Fortunately, you don’t have to rely solely on a Boeing-like multiple expansion with industrial robots. Higher growth and a stable industry structure should do the trick for investors in Teradyne and ABB.”
Investors could also consider an exchange traded fund (ETF) that tracks the industry.
Robo Global Robotics & Automation ETF (NYSE: ROBO) is a fund with more than $1.3 billion in assets. The fund’s sponsor notes that “ROBO was the first robotics and automation ETF to market, providing investors with a liquid, cost-effective and diversified way to gain access to rapidly evolving robotics technology and AI.”
Bill Studebaker, CIO of ROBO Global, reminds investors that this could be a volatile investment.

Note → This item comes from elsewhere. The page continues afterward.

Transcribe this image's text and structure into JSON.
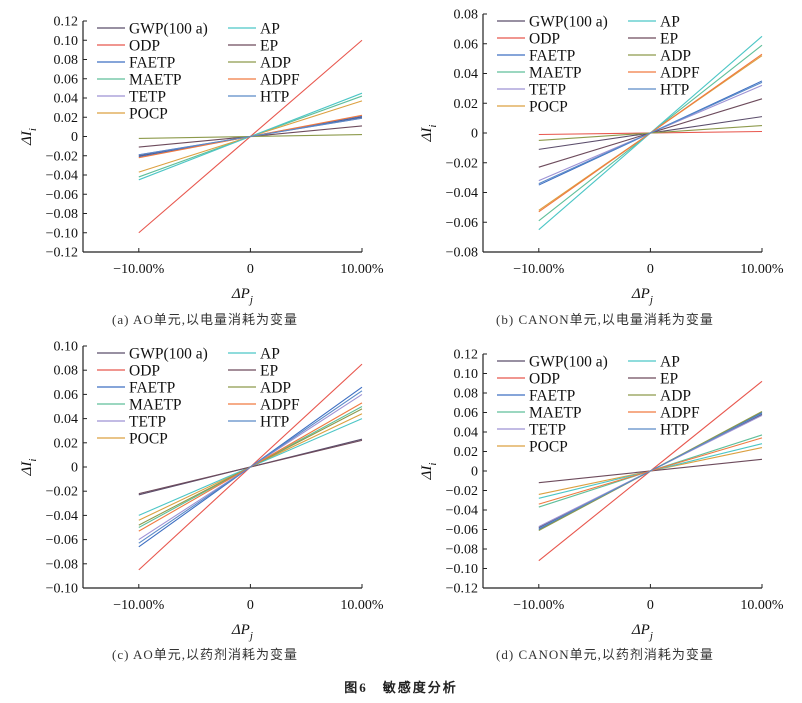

He recently said, “The market is not good at pricing exponential growth, and this is what we’re seeing in robotics and AI.”
An example of the type of company the ROBO ETF holds is Zebra Technologies Corp., which specializes in automated sensor and scanning technology.
“When you look at Zebra, if you order anything from Amazon.com over the holidays, chances are that Zebra Technologies was involved in your order,” Studebaker said. But older companies are also involved in the sector.
Deere & Company (NYSE: DE), according to Studebaker, is in the portfolio because “over 60 percent of their tractors have autonomous mobility capabilities.”
The biggest problems in the world today represent opportunities for AI and robotics companies in the long-term, Studebaker said.
“AI technologies and applications are becoming central to every industry, and I think now is the time to focus on investing,” he said.
Studebaker compared the impact that automation and AI will have on the business world to the impact the internet has had in the last two decades.
“As we look out the next three, five, ten years, investors I think are going to look back at this opportunity and say, ‘Why did I miss it?’”
However, this is a risky sector and risk should be considered before making any investment in the industry.